In ihren Umsatzsteuererklärungen für die Steuerjahre 2003 bis 2006 wandte Frau Oertel auf ihren Umsatz aus der Vermietung von Fahrzeugen mit Fahrergestellung für Strecken von nicht mehr als 50 km oder innerhalb der Stadt A den ermäßigten Steuersatz, also den Satz von 7 %, an.
Das Finanzamt Würzburg wies die Erklärungen zurück und wandte auf die in Rede stehenden Umsätze den Regelsteuersatz, also den Satz von 16 %, an.
Frau Oertel erhob Klage beim Finanzgericht. Dieses wies ihre Klage, mit der sie die Anwendung des ermäßigten Satzes auf den fraglichen Umsatz begehrte, im Wesentlichen ab. Es führte aus, dass das Unternehmen von Frau Oertel als Mietwagenunternehmen mit Fahrergestellung die Voraussetzungen für die Anwendung des ermäßigten Satzes nicht erfülle und dass die Regelung, die die Anwendung dieses Satzes auf Taxiunternehmen beschränke, verfassungsgemäß sei. Frau Oertel könne auch weder nach der Sechsten Richtlinie die Anwendung dieses Satzes verlangen noch sich auf den Grundsatz der steuerlichen Neutralität berufen. Die Anwendung zweier verschiedener Sätze beschränke zwar den Wettbewerb zwischen den beiden Kategorien von Unternehmen, da ihre Leistungen gleichartig seien; diese Beschränkung sei jedoch insbesondere durch das öffentliche Interesse – im vorliegenden Fall – an der geordneten und flächendeckenden Erfüllung von Aufgaben des Nahverkehrs durch Taxiunternehmen gerechtfertigt.
Frau Oertel legte gegen diese Entscheidung, mit der ihr die Anwendung des ermäßigten Mehrwertsteuersatzes verweigert wurde, Revision ein.
Der Bundesfinanzhof, der hinsichtlich der Vereinbarkeit von § 12 Abs. 2 Nr. 10 Buchst. b UStG mit dem Grundsatz der steuerlichen Neutralität die gleichen Zweifel wie in der Rechtssache C-454/12 hegt, hat beschlossen, das Verfahren auszusetzen und dem Gerichtshof die folgende Frage zur Vorabentscheidung vorzulegen:
Steht Art. 12 Abs. 3 Buchst. a Unterabs. 3 in Verbindung mit Anhang H Kategorie 5 der Sechsten Richtlinie unter Beachtung des Neutralitätsprinzips einer nationalen Regelung entgegen, die für die Beförderung von Personen im Verkehr mit Taxen im Nahverkehr den ermäßigten Umsatzsteuersatz vorsieht, wohingegen für die Beförderung von Personen mit sogenannten Mietwagen im Nahverkehr der Regelsteuersatz gilt?

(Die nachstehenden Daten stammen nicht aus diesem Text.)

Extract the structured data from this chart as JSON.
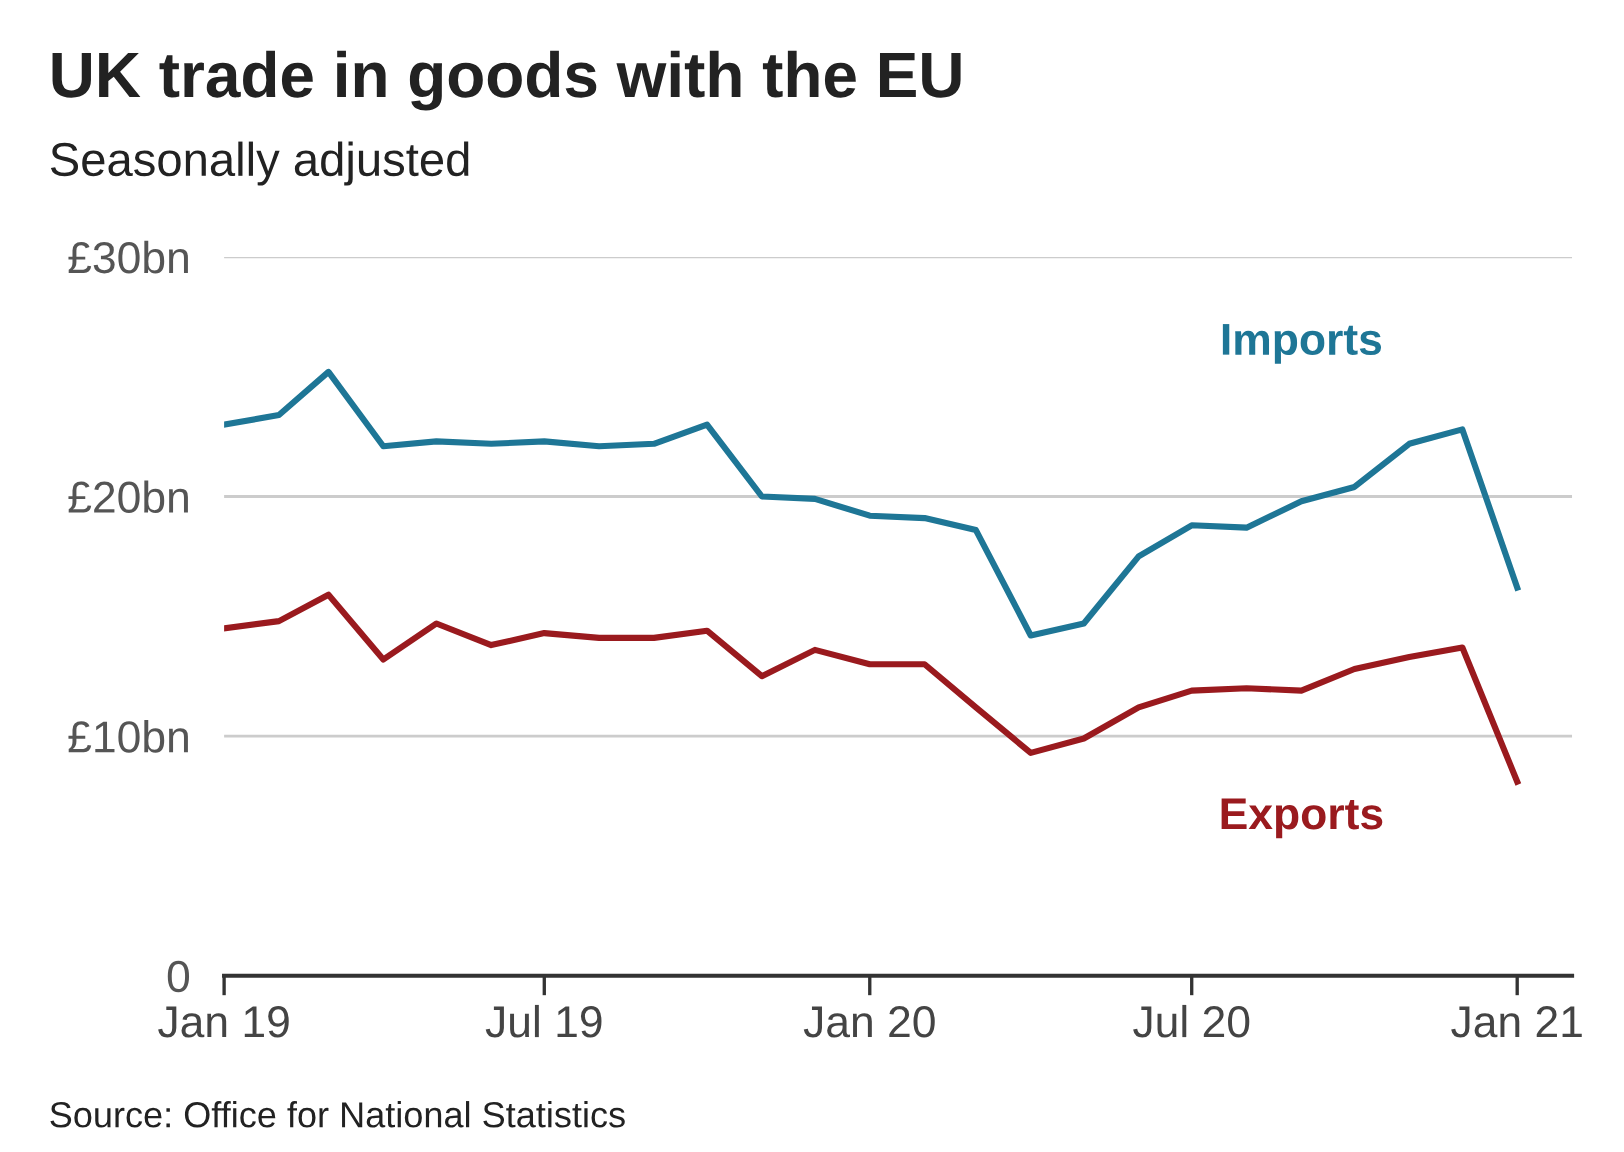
{
  "chart_data": {
    "type": "line",
    "title": "UK trade in goods with the EU",
    "subtitle": "Seasonally adjusted",
    "x": [
      "2019-01",
      "2019-02",
      "2019-03",
      "2019-04",
      "2019-05",
      "2019-06",
      "2019-07",
      "2019-08",
      "2019-09",
      "2019-10",
      "2019-11",
      "2019-12",
      "2020-01",
      "2020-02",
      "2020-03",
      "2020-04",
      "2020-05",
      "2020-06",
      "2020-07",
      "2020-08",
      "2020-09",
      "2020-10",
      "2020-11",
      "2020-12",
      "2021-01"
    ],
    "series": [
      {
        "name": "Imports",
        "color": "#1e7696",
        "values": [
          23.0,
          23.4,
          25.2,
          22.1,
          22.3,
          22.2,
          22.3,
          22.1,
          22.2,
          23.0,
          20.0,
          19.9,
          19.2,
          19.1,
          18.6,
          14.2,
          14.7,
          17.5,
          18.8,
          18.7,
          19.8,
          20.4,
          22.2,
          22.8,
          16.2
        ]
      },
      {
        "name": "Exports",
        "color": "#9a1a1e",
        "values": [
          14.5,
          14.8,
          15.9,
          13.2,
          14.7,
          13.8,
          14.3,
          14.1,
          14.1,
          14.4,
          12.5,
          13.6,
          13.0,
          13.0,
          11.2,
          9.3,
          9.9,
          11.2,
          11.9,
          12.0,
          11.9,
          12.8,
          13.3,
          13.7,
          8.1
        ]
      }
    ],
    "xlim": [
      "2019-01",
      "2021-02"
    ],
    "xticks": [
      {
        "value": "2019-01",
        "label": "Jan 19"
      },
      {
        "value": "2019-07",
        "label": "Jul 19"
      },
      {
        "value": "2020-01",
        "label": "Jan 20"
      },
      {
        "value": "2020-07",
        "label": "Jul 20"
      },
      {
        "value": "2021-01",
        "label": "Jan 21"
      }
    ],
    "ylim": [
      0,
      30
    ],
    "yticks": [
      0,
      {
        "value": 10,
        "label": "£10bn"
      },
      {
        "value": 20,
        "label": "£20bn"
      },
      {
        "value": 30,
        "label": "£30bn"
      }
    ],
    "grid": "y",
    "legend": false,
    "marker": "none",
    "line_style": "solid",
    "annotations": [
      "Source: Office for National Statistics"
    ]
  }
}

Mit Schreiben vom 30. Oktober 2013 wurde dem vorlegenden Gericht mitgeteilt, dass der von Frau Oertel bei ihm anhängig gemachte Rechtsstreit von Herrn Pongratz in seiner Eigenschaft als Insolvenzverwalter des Unternehmens von Frau Oertel fortgeführt werde.
Durch Beschluss des Präsidenten des Gerichtshofs vom 20. November 2012 sind die Rechtssachen zu gemeinsamem schriftlichen und mündlichen Verfahren und zu gemeinsamer Entscheidung verbunden worden.
Zu den Vorlagefragen
Zur ersten Frage in der Rechtssache C-454/12 und zur einzigen Frage in der Rechtssache C-455/12
Mit der ersten Frage in der Rechtssache C-454/12 und der einzigen Frage in der Rechtssache C-455/12, die zusammen zu prüfen sind, möchte das vorlegende Gericht wissen, ob Art. 12 Abs. 3 Buchst. a Unterabs. 3 der Sechsten Richtlinie in Verbindung mit deren Anhang H Kategorie 5 und Art. 98 Abs. 1 und 2 der Mehrwertsteuerrichtlinie in Verbindung mit deren Anhang III Nr. 5 sowie der Grundsatz der steuerlichen Neutralität dem entgegenstehen, dass zwei Arten von Dienstleistungen der Personenbeförderung im Nahverkehr, nämlich zum einen per Taxi und zum anderen per Mietwagen mit Fahrergestellung, unterschiedlichen Mehrwertsteuersätzen, einem ermäßigten Satz und dem normalen Steuersatz, unterworfen werden.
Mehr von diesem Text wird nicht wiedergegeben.